Breadcrumb #163


“You kill a killer then the number of killers remains the same.” 

    That was Batman, I think. It reminds me of the irony of hating someone so much that I became the very person I hated. 

     It began on a humid and rainy Sunday afternoon in Brooklyn. Washing my clothes that day in the newly renovated Laundromat on my block turned into somewhat of a ceremony. As the machine cleansed my pillows of all the tears I’d cried over my ex, it felt like I’d started a new chapter. The washer clicked to the spin cycle. I silently vowed never to shed tears for him again, to never again soil my linens over that asswipe.  

     My small ritual was a simple gesture, but a powerful one. In that moment, something snapped. That night, on a whim, I hit up this nice guy who had been trying to get at me for the past few months, even though he knew I was in a relationship at the time. Our little fling launched what quickly spiraled into a three-month-long rampage of hookups and one-night stands. 

     Meaningless sex ignited an all-consuming flame. The more I had the more I craved. Toned bodies, thick bodies, big bodies, small bodies. Like a young vampire on the hunt for fresh blood, I couldn’t get enough. It got to the point where I was hooking up with up to three different guys a week, sometimes in three different boroughs. The best part about it was that there were no strings attached. No commitments, no arguments, and most of all, no expectations, except good sex. Switching guys as often as I discarded condoms, once I was done with one I was on to the next. 

Meaningless sex ignited an all-consuming flame. The more I had the more I craved. Toned bodies, thick bodies, big bodies, small bodies.

     I was surprised at how efficient I’d become. The process of cutting guys off afterwards was almost mechanical. My emotions lodged deep beneath my skin, far out of reach of any lovesick individual. I was no heartbreaker; at least I didn’t deign to be. I warned every guy that I wasn’t looking for a relationship. Proceed with caution.

     The delightful carnage hit a speed bump when I met Victor. Every now and then, despite the warning label engraved across my chest, some men caught feelings for me. Eventually, it would get so bad that I had to abruptly stop responding to their declarations of love, delivered in novel-length text messages. 

    Victor was one of those guys.  

     He was handsome, I must admit. I fucking loved running my hand through his curly fro, especially during sex. He was a solid 5’ 10’’ and you could tell he was a runner. I frequently hit him up for more, breaking my sacred one and done rule. One night, after we’d had sex, I was hungry so, without giving it much thought, I suggested we go grab tacos at the Mexican hole-in-the-wall a few blocks down from his place. Big mistake. 

     “So, where do you see this going?” he asked coyly after we ordered our food.  

     I gawked at him for a moment.
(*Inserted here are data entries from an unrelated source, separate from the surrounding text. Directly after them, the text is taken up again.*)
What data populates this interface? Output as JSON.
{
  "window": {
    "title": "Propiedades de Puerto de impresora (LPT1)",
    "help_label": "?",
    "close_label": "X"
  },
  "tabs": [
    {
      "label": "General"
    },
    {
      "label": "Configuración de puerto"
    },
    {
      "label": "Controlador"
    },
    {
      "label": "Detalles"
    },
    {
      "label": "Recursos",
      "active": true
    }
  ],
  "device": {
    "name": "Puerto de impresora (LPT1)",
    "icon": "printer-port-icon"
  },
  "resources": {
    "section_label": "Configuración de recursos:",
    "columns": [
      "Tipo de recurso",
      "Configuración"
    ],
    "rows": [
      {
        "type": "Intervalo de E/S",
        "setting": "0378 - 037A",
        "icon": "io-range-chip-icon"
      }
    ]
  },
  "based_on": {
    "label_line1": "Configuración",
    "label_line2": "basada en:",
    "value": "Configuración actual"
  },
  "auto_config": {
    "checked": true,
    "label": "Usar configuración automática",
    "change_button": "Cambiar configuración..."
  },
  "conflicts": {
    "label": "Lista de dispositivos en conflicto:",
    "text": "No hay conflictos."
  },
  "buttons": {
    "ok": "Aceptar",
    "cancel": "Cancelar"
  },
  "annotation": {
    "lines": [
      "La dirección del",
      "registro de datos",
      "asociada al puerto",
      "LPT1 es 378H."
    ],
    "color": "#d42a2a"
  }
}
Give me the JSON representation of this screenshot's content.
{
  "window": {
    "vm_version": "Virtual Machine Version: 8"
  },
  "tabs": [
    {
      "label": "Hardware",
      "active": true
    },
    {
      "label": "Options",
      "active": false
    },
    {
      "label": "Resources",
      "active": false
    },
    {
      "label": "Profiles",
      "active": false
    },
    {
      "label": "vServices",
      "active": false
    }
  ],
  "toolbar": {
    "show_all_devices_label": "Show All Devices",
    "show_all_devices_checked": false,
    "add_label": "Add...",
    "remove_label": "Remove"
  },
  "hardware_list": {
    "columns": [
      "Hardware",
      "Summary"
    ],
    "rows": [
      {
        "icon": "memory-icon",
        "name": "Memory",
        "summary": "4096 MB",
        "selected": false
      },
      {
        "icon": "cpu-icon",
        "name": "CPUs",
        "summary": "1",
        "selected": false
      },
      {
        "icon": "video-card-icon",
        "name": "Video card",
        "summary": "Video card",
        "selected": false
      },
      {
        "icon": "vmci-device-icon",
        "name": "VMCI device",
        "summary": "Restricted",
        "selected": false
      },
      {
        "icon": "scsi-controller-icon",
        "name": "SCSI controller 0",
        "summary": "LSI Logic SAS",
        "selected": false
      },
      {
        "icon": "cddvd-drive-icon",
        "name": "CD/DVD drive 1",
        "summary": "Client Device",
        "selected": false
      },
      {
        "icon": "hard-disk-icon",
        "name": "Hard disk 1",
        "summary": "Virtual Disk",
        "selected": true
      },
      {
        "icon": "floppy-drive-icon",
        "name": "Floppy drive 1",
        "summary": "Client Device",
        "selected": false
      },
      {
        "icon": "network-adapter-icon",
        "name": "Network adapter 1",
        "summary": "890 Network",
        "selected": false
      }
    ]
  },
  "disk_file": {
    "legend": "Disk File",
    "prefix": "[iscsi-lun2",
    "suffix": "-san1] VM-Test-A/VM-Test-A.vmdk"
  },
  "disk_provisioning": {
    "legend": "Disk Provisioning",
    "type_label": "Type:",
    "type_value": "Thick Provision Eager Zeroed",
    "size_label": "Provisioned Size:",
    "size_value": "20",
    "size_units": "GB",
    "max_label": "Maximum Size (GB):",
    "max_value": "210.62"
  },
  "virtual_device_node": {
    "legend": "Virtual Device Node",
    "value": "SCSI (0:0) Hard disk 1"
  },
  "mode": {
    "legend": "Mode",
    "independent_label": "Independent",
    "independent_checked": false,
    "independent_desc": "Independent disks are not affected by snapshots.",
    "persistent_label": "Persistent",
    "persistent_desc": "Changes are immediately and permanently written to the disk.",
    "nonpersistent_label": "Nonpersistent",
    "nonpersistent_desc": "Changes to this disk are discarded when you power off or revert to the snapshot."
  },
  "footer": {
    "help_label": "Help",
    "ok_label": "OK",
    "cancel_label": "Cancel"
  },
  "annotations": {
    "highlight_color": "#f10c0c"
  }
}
Was this guy for real? Did he not read my disclaimer? 

     But the glint in his eyes, that twinkle you see in random Netflix rom-coms, confirmed he was indeed for real. I sighed, mentally running through the list of excuses of why we couldn’t be together. I didn’t feel like giving him the talk. When I looked at him, though, I felt something, as if someone were playing my heartstrings with the bow of a violin. Years of what could be flashed before my eyes. I saw us bickering over stupid shit like one of us watching our favorite show without the other, growing suspicious of infidelity and, most terrifying, nights crying alone on my pillow.  

     “I can’t,” I said, rising from the barstool. “I’ve got to go. You can have my burrito.”  

     “Wait,” he protested, following me out the door. “Can we at least talk about this?” Without looking back, I jogged down the street and into the subway station. On the ride home, I deleted our text history as well as his number. 

    While lying in bed, I thought about my ex. Over the course of the two-year relationship, I had nagged him incessantly, pointing out that he was too detached, utterly non-committal and emotionally unavailable. I kind of wanted to call him then just to say, “I get it.” I couldn’t help but laugh as I glanced at my reflection in the bedroom mirror. If this were a paranormal thriller, the ending would reveal that I had been possessed by the ghost of my evil ex all along. At least then I’d have a valid excuse for my cruelty towards Victor.

      “You either die a hero or you live long enough to see yourself become the villain.” 

     I remember that one from The Dark Knight. The film, not the graphic novel. Truth be told, I rather like being the villain. Playing one meant no more sleepless nights or tear-soaked pillows. That night, I slept like a baby.